Treatment: Rest, Ice, Compression, Elevation. Anti-inflammatory medicines also help. For complete tears, surgery is required to reattach the ends of the tendon. For partial tears, only a cast may be applied without surgery. Physical Therapy restores strength.
Osgood -Schlatter Disease
Caused by repetitive stress or tension on part of the growth area of the upper tibia (the apophysis). May also be associated with an injury in which the tendon is stretched so much that it tears away from the tibia and takes a fragment of the bone with it. Commonly occurs in younger people.
Symptoms: Pain just below the knee that worsens with activity and is relieved by rest. A bony bump below the kneecap may occur.
Treatment: Rest, Ice, Compression, and Elevation. Limitation in vigorous sports may be advised and bracing or use of kneepads may be recommended.
Iliotibial Band Syndrome
This is usually an overuse syndrome, which causes inflammation, although it may be caused by direct injury to the knee.
Symptoms: Aching or burning at the sides of the knee during activity. Pain may also localize at the side of the knee or radiate up the side of the thigh. The patient may feel a snap when bending the knee and there is usually no swelling.
Treatment: Rest, Ice, Compression, Elevation. In rare cases where the syndrome does not resolve, surgery is necessary to split the tendon so it isn’t stretched so tightly over the bone.
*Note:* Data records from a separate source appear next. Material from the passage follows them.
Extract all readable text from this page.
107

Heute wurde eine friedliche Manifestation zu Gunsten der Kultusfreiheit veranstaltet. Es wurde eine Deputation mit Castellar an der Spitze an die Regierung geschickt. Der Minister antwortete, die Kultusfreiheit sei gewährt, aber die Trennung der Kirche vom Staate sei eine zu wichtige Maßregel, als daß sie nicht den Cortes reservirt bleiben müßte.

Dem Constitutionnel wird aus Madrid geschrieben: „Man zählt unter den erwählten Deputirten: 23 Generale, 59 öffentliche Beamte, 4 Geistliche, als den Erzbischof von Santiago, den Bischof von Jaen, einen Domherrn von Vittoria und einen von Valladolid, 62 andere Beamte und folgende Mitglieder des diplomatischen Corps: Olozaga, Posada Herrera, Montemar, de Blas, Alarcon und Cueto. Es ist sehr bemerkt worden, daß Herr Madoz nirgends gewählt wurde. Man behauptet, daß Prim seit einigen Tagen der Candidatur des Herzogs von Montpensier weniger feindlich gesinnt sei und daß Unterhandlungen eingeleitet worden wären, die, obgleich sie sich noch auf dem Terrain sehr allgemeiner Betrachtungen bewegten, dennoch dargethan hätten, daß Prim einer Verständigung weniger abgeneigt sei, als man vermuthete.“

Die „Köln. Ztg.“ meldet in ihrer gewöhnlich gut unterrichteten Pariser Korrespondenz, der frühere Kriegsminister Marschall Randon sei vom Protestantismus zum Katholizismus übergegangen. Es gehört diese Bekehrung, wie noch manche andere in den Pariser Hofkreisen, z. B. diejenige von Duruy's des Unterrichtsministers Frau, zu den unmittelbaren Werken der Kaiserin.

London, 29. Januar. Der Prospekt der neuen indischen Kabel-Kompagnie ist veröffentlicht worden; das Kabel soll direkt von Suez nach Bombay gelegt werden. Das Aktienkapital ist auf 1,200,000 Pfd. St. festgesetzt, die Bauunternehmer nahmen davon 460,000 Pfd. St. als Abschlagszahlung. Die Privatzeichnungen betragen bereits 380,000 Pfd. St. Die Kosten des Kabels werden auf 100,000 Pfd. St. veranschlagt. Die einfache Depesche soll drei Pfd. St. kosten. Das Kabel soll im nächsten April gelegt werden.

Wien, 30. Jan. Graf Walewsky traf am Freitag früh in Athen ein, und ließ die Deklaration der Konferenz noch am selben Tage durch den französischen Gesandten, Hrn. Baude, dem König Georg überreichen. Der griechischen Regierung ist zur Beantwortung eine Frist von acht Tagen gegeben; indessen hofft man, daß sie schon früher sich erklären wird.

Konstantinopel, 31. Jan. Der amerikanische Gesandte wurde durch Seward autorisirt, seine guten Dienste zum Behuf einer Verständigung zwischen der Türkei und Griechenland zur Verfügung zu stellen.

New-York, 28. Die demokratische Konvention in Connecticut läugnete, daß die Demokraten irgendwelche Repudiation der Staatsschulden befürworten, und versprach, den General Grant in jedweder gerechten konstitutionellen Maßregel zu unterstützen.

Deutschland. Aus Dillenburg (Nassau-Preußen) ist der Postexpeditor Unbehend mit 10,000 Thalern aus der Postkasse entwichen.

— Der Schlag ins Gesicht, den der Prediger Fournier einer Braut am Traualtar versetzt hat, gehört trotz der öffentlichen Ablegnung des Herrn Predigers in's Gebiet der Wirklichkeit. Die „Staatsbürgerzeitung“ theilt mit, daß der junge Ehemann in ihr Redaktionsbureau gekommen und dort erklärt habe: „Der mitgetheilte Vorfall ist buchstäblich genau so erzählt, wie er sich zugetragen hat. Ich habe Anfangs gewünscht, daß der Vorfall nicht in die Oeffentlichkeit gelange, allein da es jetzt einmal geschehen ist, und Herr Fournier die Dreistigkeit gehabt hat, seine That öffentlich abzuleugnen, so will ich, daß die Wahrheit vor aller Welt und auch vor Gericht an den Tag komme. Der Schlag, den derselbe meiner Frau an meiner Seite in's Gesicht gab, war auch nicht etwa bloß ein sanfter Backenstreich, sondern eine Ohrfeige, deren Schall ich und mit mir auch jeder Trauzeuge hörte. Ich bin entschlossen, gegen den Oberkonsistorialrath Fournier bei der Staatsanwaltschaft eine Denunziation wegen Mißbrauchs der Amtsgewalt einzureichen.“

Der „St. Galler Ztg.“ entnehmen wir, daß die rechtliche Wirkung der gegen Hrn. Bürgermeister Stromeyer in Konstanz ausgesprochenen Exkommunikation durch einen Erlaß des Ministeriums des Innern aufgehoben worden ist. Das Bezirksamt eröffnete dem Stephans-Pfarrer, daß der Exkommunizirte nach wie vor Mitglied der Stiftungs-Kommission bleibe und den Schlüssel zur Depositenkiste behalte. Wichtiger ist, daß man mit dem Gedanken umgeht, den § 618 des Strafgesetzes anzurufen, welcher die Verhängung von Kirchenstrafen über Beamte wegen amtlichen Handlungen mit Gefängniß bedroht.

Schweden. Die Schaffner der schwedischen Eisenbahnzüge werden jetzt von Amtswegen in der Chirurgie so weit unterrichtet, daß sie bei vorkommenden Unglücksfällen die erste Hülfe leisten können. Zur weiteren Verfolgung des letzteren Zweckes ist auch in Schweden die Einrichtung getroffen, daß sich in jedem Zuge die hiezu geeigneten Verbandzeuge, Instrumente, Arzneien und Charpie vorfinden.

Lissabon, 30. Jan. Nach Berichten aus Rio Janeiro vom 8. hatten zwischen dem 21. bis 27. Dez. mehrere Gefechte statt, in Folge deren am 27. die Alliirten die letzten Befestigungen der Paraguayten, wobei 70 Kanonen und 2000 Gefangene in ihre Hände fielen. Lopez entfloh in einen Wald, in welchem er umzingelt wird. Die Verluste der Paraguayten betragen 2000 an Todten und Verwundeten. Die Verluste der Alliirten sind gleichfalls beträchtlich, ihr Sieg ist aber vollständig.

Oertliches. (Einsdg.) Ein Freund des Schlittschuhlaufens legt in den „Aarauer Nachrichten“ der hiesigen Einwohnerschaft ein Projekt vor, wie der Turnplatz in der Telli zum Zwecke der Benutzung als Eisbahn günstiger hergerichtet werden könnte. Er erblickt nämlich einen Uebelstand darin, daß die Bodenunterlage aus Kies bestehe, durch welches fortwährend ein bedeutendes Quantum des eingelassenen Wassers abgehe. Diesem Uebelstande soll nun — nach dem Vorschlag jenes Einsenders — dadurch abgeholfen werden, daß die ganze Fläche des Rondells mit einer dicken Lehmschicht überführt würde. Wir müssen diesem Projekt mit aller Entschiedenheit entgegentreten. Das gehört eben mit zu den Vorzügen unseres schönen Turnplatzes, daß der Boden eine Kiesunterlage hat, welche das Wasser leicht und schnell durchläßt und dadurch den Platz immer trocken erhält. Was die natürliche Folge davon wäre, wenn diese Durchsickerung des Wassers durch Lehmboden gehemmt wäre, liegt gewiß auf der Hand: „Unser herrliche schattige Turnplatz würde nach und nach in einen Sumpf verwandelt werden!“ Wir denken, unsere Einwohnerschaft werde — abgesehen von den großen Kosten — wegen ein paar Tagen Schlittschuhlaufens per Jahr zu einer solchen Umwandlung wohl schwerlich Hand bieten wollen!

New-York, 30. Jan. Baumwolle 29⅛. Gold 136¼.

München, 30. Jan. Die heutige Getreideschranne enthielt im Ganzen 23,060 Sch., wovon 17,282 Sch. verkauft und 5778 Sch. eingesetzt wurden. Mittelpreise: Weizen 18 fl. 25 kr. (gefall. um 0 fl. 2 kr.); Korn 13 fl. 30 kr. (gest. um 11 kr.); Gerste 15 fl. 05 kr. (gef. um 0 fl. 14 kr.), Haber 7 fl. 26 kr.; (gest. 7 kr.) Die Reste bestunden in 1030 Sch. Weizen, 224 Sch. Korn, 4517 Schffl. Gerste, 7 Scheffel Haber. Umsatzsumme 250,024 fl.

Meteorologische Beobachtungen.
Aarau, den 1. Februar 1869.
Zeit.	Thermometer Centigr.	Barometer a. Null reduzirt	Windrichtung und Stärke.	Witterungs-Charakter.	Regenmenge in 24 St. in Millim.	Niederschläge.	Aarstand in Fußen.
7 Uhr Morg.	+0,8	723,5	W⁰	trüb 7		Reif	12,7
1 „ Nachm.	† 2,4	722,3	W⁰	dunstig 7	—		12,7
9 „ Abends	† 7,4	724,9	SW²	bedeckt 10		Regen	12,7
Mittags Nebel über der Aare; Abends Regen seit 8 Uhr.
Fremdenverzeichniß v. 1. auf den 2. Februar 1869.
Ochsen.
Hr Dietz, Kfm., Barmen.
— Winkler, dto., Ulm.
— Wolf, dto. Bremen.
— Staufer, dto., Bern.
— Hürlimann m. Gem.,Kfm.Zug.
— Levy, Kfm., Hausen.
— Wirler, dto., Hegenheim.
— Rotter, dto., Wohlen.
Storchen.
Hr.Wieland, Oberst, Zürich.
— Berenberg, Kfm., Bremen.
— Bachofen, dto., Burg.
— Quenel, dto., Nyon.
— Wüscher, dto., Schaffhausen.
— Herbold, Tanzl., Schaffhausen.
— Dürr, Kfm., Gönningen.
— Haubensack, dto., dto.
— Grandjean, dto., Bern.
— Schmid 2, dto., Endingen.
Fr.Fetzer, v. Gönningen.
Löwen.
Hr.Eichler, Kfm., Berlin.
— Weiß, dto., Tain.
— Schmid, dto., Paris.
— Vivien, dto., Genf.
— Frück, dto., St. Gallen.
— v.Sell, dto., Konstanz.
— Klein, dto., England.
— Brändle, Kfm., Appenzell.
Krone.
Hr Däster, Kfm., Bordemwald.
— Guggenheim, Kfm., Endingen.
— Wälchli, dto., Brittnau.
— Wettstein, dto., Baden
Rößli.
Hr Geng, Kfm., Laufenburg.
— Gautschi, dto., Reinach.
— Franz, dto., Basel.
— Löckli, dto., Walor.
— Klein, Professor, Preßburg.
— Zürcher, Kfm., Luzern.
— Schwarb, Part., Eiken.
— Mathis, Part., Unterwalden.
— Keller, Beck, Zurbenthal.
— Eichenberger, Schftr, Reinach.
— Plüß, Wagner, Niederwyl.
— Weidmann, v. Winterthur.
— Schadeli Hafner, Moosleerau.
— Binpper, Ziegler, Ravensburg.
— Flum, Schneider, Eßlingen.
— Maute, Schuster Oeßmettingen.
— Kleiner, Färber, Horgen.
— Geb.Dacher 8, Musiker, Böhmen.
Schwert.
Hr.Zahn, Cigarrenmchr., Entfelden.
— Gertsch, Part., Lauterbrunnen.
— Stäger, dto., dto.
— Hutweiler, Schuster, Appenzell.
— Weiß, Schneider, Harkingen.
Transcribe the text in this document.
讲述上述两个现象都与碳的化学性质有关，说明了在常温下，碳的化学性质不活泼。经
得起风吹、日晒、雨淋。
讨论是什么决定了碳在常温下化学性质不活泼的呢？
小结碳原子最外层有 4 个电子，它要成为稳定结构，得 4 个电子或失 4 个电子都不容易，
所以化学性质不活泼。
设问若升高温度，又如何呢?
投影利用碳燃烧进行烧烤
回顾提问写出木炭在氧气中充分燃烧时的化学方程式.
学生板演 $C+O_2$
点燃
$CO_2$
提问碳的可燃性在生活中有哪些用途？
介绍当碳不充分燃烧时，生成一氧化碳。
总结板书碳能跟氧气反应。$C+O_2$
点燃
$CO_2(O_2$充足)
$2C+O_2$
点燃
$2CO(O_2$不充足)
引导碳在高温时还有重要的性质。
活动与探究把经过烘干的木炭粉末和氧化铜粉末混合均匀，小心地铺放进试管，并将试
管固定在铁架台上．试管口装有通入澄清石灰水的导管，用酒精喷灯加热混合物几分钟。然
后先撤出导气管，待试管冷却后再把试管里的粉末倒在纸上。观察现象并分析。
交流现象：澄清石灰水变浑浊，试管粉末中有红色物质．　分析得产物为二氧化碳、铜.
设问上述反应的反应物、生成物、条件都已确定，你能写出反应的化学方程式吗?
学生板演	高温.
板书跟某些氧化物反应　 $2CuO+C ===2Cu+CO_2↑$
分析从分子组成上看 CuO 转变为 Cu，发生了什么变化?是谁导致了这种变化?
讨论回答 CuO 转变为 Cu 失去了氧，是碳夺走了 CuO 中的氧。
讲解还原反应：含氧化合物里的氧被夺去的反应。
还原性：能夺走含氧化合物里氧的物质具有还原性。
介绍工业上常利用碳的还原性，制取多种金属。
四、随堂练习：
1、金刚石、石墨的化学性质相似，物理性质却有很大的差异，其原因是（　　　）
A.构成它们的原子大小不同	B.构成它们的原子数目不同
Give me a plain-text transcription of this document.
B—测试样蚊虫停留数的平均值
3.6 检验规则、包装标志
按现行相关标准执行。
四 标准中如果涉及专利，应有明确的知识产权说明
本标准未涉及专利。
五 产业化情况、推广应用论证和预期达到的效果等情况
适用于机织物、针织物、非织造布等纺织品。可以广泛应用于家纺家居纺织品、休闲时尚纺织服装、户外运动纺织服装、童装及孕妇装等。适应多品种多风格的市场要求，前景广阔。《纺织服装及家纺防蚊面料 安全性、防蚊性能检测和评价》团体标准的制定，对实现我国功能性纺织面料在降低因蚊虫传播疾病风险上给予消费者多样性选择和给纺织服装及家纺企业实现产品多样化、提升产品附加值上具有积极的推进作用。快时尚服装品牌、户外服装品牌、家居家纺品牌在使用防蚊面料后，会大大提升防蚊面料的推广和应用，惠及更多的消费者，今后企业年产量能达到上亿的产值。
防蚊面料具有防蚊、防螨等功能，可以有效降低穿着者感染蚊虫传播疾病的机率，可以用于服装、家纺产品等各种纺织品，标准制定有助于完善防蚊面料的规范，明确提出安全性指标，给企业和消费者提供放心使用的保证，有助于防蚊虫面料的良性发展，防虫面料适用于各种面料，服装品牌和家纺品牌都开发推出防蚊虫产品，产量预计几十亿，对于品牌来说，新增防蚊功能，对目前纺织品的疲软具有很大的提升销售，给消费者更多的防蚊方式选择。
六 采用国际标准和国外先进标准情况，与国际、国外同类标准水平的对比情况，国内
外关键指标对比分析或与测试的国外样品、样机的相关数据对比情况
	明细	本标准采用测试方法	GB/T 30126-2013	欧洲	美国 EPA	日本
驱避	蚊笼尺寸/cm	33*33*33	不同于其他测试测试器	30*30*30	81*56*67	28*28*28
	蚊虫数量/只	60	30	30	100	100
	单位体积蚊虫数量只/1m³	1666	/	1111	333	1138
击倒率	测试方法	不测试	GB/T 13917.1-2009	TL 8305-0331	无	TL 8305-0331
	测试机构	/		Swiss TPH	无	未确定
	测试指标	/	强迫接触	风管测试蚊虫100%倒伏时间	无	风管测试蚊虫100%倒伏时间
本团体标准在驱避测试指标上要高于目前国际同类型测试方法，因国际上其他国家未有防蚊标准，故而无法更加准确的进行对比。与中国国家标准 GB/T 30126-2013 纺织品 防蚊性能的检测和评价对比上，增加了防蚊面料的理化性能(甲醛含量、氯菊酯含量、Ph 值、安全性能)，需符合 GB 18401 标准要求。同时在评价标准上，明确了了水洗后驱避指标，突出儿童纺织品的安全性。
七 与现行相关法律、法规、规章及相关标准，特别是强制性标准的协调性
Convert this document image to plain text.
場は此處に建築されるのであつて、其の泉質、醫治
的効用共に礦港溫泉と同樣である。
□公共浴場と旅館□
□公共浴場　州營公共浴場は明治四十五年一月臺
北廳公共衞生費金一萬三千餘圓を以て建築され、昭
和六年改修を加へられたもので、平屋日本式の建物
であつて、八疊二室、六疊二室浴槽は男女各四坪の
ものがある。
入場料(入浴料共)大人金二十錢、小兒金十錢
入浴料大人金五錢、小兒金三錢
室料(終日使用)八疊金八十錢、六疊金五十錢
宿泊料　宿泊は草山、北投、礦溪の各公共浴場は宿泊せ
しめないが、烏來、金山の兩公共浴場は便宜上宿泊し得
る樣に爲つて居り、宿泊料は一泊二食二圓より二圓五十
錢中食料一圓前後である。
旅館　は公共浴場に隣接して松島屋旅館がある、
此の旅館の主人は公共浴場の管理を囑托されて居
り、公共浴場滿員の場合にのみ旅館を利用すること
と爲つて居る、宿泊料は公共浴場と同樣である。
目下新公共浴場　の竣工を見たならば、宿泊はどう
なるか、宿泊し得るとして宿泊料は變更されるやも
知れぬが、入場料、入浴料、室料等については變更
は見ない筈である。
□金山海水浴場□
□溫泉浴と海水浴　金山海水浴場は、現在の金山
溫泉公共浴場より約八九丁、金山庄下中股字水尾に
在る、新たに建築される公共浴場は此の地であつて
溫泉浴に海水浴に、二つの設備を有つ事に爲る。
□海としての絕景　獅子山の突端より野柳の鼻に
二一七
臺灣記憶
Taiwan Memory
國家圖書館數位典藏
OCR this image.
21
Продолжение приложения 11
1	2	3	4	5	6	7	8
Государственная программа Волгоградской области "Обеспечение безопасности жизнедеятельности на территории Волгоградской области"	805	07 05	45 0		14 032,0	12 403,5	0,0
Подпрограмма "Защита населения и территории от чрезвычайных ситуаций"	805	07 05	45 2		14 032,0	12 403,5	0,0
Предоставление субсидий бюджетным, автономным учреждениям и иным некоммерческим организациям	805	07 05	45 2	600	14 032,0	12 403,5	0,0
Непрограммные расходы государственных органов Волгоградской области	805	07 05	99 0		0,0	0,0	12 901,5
Arthritis of the knee is most often osteoarthritis. In this disease, the cartilage in the joint gradually wears away. In rheumatoid arthritis, the joint becomes inflamed and cartilage may be destroyed. Arthritis affects joints as well as supporting structures such as muscles, tendons, and ligaments.
Osteoarthritis may be caused by excess stress on the joint from deformity, repeated injury or irritation, excess weight, or heredity. Rheumatoid arthritis often affects people at an earlier age than Osteoarthritis.
Symptoms: Pain, swelling, and decrease in range of motion are common complaints. Other common symptoms are morning stiffness, joint locking, and stiffening.
Treatment: Osteoarthritis is most often treated with pain-reducing medications, such as nonsteroidal anti-inflammatory drugs. Losing weight may also help. Rheumatoid arthritis may require physical therapy and stronger medications. Joint replacement is also an option. Recently, new technological advances have been made in treating all forms of arthritis with magnetic resonance imaging.